Click on the above GOES 9 imagery-it displays an excellent movie example (2,7mb) of Florida weather during the summer months. The movie begins at 1211 UTC / 8:11 EDT. This is early in the morning. Notice the relatively cloud free atmosphere.

As the day continues, the land begins to heat up by absorbing the solar energy, The formation of puffy white cumulus clouds (cotton balls), because it is a relatively clear day, is a response to that heating. These clouds begin to form at the top of the boundary layer which is about .5-1.5 miles in the atmosphere.

As the day continues, strong convection appears near Boca Raton and north of Miami, southeast of Lake Okeechobee on the coast - see time frame beginning at 16:07 UTC. It is associated with a sea breeze circulation that is formed by the differential heating of air over water and land. Continuing through the loop, the cumulus cloud/clouds continue from the boundary layer top, to the upper reaches of the troposphere. Reaching the upper limits of the troposphere, the convection ceases to grow higher due to its encounter with the increased temperatures of the stratosphere.

Now that the convection has reached the open atmosphere, the continuous rise of hot air has to go somewhere, so the only place for it to go is to spread out along the boundary of the troposphere and stratosphere (approximate time frame beginning 17:11 - 17:32 UTC). The continuous feeding of warm/hot air from the bottom of the convection causes the clouds to appear "boiling over".

The appearance of the anvil cloud and a thin wispy cloud appearing to the southeast of the storm cell in frame 18:06 UTC, provides evidence that the end of the convective process is occurring. This thin wispy cloud is being blown by the upper atmospheric winds. The entire process occurred over a time period of approximately 2 hours.

However, other processes are also occurring as this particular thunderstorm is born, grows, and dies. Other areas of convection can be seen moving on the outskirts of the original convection. This is evidence of a cold air mass spreading along the earth's surface. This cold air mass is the result of rain falling from the anvil cloud in the original convective cycle. The falling rain cools the air as it evaporates, and, due to density differences, the cooler, heavy air mass rushes to the surface and spreads along the earth's surface.

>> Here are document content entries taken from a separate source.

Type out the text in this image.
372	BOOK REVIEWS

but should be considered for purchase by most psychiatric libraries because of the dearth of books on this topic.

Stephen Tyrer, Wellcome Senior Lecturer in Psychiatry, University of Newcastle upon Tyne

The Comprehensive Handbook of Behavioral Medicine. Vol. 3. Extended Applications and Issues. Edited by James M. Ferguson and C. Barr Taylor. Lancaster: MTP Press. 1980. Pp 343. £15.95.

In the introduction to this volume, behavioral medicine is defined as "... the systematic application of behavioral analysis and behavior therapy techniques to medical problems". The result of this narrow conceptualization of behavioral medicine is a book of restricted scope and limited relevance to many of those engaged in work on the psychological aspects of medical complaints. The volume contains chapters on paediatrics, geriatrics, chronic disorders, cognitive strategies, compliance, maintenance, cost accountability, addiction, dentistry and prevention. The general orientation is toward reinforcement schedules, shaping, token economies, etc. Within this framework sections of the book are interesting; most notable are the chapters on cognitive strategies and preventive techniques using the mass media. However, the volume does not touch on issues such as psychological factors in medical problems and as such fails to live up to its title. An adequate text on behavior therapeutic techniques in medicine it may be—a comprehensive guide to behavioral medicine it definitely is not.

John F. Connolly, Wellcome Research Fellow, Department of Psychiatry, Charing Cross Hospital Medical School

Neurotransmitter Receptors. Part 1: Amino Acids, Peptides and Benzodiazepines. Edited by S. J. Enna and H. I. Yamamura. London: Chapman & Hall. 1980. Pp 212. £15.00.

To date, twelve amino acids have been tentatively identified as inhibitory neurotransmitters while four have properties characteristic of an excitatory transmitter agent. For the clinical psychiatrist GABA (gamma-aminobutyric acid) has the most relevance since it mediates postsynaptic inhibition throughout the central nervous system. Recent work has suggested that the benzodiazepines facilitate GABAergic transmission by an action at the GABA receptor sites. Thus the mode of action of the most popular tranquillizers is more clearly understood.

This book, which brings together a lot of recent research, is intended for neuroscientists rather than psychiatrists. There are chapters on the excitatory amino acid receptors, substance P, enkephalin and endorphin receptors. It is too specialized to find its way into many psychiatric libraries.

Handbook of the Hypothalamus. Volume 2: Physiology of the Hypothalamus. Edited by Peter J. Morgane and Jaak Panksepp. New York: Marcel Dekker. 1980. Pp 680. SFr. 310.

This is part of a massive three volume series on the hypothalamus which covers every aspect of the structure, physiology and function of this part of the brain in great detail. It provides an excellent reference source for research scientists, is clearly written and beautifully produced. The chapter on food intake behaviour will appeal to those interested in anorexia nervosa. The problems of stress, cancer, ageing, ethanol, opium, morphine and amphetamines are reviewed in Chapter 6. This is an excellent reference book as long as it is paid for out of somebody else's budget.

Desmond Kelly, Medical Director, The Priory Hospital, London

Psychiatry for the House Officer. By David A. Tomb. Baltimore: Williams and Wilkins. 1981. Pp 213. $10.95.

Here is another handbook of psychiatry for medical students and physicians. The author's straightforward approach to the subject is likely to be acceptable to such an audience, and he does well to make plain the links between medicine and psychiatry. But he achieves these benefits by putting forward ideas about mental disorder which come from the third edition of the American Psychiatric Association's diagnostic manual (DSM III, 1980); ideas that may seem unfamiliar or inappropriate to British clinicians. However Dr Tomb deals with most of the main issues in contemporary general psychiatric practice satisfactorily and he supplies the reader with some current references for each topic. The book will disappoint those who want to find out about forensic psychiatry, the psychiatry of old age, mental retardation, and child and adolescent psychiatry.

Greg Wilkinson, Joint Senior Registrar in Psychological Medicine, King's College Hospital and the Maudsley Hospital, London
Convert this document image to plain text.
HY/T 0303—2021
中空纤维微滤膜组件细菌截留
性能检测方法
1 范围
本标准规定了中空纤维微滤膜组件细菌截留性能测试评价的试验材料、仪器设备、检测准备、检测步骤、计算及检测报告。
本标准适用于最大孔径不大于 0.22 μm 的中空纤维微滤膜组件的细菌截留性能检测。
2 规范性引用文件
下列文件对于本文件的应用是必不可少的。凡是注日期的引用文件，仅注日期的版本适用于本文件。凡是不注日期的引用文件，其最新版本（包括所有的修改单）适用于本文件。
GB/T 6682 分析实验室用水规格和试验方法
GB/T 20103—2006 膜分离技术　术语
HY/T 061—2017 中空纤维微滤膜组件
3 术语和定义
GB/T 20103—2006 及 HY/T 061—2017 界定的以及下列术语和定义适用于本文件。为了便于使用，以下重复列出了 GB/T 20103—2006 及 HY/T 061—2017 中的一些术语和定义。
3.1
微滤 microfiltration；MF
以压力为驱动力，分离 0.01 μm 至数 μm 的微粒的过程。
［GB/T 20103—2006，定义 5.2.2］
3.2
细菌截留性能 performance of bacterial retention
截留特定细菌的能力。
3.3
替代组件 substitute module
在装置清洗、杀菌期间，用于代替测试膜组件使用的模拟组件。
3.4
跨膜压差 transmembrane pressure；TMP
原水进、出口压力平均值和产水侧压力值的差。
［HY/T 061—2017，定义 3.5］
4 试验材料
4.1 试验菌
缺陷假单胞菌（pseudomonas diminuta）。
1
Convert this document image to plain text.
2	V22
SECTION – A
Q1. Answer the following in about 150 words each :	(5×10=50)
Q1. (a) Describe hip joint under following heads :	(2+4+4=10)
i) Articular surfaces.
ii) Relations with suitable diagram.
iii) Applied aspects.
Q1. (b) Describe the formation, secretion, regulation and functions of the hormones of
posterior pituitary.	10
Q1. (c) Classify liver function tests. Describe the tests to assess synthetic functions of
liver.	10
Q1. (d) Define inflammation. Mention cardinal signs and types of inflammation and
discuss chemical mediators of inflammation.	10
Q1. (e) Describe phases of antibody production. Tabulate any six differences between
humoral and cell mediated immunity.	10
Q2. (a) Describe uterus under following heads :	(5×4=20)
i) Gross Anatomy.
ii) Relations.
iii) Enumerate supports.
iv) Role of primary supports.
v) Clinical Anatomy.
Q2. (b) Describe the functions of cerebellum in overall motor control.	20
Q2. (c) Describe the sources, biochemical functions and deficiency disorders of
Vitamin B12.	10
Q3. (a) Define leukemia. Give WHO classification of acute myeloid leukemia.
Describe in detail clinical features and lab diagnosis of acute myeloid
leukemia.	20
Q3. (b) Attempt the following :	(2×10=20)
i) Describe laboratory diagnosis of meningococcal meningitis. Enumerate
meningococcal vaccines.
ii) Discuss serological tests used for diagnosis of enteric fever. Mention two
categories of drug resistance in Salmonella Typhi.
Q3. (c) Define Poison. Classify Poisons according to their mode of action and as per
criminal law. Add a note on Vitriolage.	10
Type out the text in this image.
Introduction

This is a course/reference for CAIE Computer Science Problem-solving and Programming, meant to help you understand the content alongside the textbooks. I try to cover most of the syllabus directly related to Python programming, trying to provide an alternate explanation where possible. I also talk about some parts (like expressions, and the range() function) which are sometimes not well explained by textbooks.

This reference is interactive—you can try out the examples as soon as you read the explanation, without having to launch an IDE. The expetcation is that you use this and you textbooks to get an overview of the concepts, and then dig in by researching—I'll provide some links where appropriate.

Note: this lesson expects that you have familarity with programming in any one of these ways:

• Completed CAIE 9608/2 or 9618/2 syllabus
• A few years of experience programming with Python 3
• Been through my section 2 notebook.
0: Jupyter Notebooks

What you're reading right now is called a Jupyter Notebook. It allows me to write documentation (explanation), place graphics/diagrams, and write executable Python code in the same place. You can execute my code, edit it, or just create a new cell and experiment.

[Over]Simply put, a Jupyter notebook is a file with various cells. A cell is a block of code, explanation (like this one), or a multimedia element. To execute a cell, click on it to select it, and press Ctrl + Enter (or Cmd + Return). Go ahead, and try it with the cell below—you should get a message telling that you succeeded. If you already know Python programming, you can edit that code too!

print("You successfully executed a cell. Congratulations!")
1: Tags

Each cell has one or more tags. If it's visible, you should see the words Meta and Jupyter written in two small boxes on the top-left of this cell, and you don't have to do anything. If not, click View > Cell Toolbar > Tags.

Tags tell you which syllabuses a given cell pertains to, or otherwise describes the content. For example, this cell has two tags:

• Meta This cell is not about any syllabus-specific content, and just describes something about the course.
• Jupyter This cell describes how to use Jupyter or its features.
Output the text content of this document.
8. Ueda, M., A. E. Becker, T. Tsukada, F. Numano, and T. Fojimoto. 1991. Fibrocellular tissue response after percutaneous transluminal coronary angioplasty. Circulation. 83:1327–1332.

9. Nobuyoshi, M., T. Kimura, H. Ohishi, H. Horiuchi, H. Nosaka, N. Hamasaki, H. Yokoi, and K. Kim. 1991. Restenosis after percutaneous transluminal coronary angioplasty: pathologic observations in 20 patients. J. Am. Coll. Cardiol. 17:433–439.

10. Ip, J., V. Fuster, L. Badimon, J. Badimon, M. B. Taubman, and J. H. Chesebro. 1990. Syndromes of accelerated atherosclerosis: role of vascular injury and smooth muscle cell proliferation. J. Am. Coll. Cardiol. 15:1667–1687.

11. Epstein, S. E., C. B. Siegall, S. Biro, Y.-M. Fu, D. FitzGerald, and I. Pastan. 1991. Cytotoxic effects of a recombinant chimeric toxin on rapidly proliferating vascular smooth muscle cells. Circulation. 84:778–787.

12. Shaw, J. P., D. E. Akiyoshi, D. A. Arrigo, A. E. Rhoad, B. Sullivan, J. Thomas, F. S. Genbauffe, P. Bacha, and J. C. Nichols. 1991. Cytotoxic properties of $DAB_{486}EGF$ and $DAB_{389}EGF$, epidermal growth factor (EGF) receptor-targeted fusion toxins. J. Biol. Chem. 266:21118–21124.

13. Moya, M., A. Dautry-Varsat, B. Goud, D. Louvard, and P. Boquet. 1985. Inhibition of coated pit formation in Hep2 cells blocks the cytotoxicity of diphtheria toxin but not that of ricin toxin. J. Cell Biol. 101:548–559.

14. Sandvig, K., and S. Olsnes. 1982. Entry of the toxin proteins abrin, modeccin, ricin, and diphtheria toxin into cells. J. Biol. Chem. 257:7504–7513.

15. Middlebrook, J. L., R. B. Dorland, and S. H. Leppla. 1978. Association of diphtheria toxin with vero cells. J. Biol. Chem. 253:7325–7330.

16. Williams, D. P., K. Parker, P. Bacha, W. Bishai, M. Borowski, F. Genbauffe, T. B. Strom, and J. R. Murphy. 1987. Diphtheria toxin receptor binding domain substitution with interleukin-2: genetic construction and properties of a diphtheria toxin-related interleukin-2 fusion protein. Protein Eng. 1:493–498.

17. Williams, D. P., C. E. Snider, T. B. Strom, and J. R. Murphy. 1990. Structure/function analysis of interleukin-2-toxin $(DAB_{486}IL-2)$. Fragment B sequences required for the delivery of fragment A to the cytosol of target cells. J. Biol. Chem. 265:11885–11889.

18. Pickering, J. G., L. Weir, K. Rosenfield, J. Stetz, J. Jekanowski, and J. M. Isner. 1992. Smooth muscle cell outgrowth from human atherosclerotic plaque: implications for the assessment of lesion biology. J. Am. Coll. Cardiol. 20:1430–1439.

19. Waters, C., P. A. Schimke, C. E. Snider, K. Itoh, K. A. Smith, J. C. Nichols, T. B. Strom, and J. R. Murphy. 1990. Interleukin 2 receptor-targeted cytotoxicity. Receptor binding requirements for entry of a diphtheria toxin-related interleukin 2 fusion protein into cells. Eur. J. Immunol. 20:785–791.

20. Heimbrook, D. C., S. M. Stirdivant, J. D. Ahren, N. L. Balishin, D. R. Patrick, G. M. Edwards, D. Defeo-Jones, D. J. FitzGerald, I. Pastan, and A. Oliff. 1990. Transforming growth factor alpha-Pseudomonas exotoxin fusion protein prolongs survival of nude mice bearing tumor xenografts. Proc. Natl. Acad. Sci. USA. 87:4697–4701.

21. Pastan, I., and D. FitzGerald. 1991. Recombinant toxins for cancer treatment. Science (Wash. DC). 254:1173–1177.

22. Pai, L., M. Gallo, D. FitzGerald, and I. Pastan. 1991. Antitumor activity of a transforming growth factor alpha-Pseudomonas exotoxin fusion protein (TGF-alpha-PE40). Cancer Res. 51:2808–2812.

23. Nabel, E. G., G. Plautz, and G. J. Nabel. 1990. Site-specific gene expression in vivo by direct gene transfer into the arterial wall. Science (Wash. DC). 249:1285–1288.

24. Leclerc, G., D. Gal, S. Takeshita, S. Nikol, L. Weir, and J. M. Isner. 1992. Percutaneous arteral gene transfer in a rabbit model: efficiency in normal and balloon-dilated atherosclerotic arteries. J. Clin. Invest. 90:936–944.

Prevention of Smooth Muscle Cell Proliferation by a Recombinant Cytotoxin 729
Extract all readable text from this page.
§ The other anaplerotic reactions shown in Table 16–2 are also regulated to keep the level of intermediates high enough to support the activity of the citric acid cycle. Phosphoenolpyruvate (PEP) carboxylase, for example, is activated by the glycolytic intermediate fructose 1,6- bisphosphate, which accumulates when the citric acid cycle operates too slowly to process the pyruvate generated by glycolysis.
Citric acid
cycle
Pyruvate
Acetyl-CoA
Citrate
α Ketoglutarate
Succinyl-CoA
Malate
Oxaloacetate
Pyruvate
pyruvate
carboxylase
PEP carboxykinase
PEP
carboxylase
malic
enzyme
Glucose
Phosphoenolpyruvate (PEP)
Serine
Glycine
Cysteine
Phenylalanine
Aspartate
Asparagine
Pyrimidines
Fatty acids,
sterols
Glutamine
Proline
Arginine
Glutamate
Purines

This spreading of air is known as a gust front and is important in the formation of other thunderstorm cells.

Just to the north of the dissipating storm and along its edge, you can spot new convection, as well as just to the north of that convection, and to the east of Lake Okeechobee (Frame 19:28 UTC, now 3:38 p.m. EDT). With favorable conditions, enough buoyancy, strong convection will occur if these two growing cumulus clouds collide with one another, Stepping through the frames, beginning with 19:28 UTC, this begins to happen and by frame 20:02 UTC, a full blown thunderstorm is in the making. To the south of the original storm, frame 19:41, another thunderstorm is also developing.

As the day continues, the formation of other thunderstorms can be observed, especially to the west of Lake Okeechobee. These thunderstorms show very clearly the expanding cloud rings of the gust fronts. Of course on the western side of the Florida peninsula, another sea breeze can influence the development of other thunderstorms.

This has been a rather simplistic explanation of a very complex process.